Die c/o pop strahlt aber nicht nur für sich, sondern für den gesamten Kölner Kulturstandort. Als Beispiel führt Christoph die Kölner Technoszene an, die international schon lange einen sehr guten Ruf hat. „Als wir angefangen haben, war der sogenannte Sound of Cologne noch ein wenig der Prophet im eigenen Land, der nichts gilt”, so Christoph.

 

In den Folgejahren unterstützte die c/o pop auch die Gründung der KLUBKOMM, des Verbands Kölner Clubs und Veranstalter*innen, der sich für die Förderung und Anerkennung dieses Exportschlagers einsetzte – mit Erfolg.

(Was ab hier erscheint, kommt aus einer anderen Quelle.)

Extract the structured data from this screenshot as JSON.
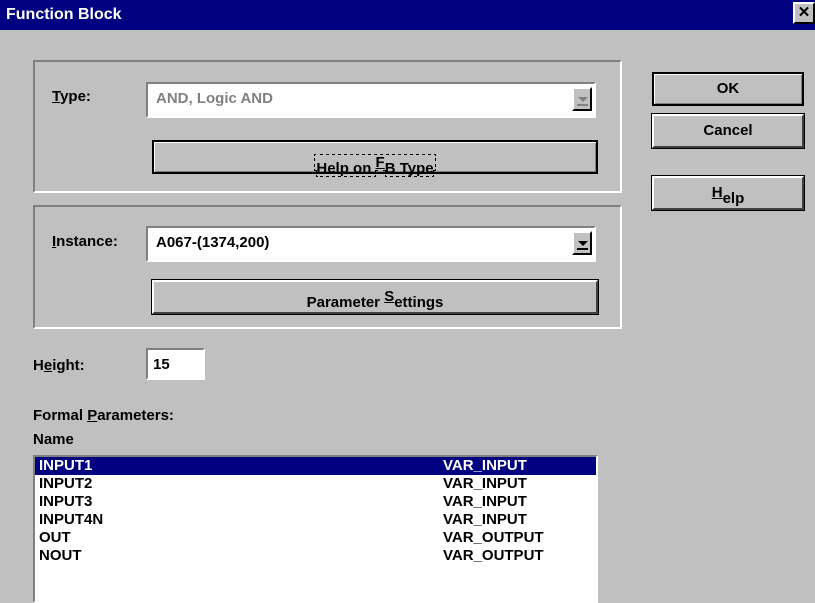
{
  "window": {
    "title": "Function Block",
    "close_glyph": "✕"
  },
  "type_group": {
    "label_first": "T",
    "label_rest": "ype:",
    "value": "AND, Logic AND",
    "help_button_pre": "Help on ",
    "help_button_ul": "F",
    "help_button_post": "B Type"
  },
  "instance_group": {
    "label_first": "I",
    "label_rest": "nstance:",
    "value": "A067-(1374,200)",
    "param_button_pre": "Parameter ",
    "param_button_ul": "S",
    "param_button_post": "ettings"
  },
  "height": {
    "label_pre": "H",
    "label_ul": "e",
    "label_post": "ight:",
    "value": "15"
  },
  "formal": {
    "label_pre": "Formal ",
    "label_ul": "P",
    "label_post": "arameters:",
    "column_name": "Name",
    "rows": [
      {
        "name": "INPUT1",
        "kind": "VAR_INPUT"
      },
      {
        "name": "INPUT2",
        "kind": "VAR_INPUT"
      },
      {
        "name": "INPUT3",
        "kind": "VAR_INPUT"
      },
      {
        "name": "INPUT4N",
        "kind": "VAR_INPUT"
      },
      {
        "name": "OUT",
        "kind": "VAR_OUTPUT"
      },
      {
        "name": "NOUT",
        "kind": "VAR_OUTPUT"
      }
    ]
  },
  "buttons": {
    "ok": "OK",
    "cancel": "Cancel",
    "help_ul": "H",
    "help_rest": "elp"
  },
  "colors": {
    "titlebar": "#000080",
    "face": "#c0c0c0",
    "selection": "#000080"
  },
  "icons": [
    "close-icon",
    "dropdown-arrow-icon"
  ]
}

Längst schmückt sich die Stadt gern und stolz mit ihrer Clubszene. „Köln war und ist der Kern unserer Marke und soll es auch bleiben”, erklärt Christoph.

 

Das Erfolgsrezept? „Wir bedienen eine Nische und versuchen immer, einen Schritt vor dem Trend zu bleiben.” Dadurch habe sich das Festival mittlerweile ein Alleinstellungsmerkmal erarbeitet, das sich auch gegen nominell größere Konkurrenten behaupten kann.

 

Highlights der letzten 20 Jahre

2004: die erste c/o pop

Volle 17 Tage dauert die erste Ausgabe des Festivals, länger als jede folgende. Die Organisator*innen machen aus der Not eine Tugend und setzen auf bestehende Kontakte, um einen Ersatz für die Popkomm anzubieten. Der Versuch gelingt, allerdings verliert die c/o pop im ersten Jahr viel Geld.

 

2008: Lost in Translation

Der Film „Berlin Calling” des Musikers Paul Kalkbrenner feiert auf dem Festival Premiere. Allerdings wird versehentlich die falsche Kopie geschickt, nämlich eine ohne Untertitel. Internationale Besucher*innen müssen sich den Film also ungeplant auf Deutsch anschauen.

 

2014: Pop im Dom

Die c/o pop startet erstmals ein Projekt im Herzen der Stadt – dem Dom. Rund um das berühmte Richter-Fenster der Kathedrale stellt das Festival gemeinsam mit der Agentur Denkwerk eine Kunstinstallation auf die Beine, inklusive Smartphone-Einbindung und Orgelmusik.

 

2019: doppelter Umzug

Die c/o pop verlässt nach einigen Jahren das Belgische Viertel und lässt sich in Ehrenfeld nieder. Außerdem verschiebt sich der Termin vom August in den April. So wird die c/o pop zum ersten großen Festival, das im Jahr stattfindet.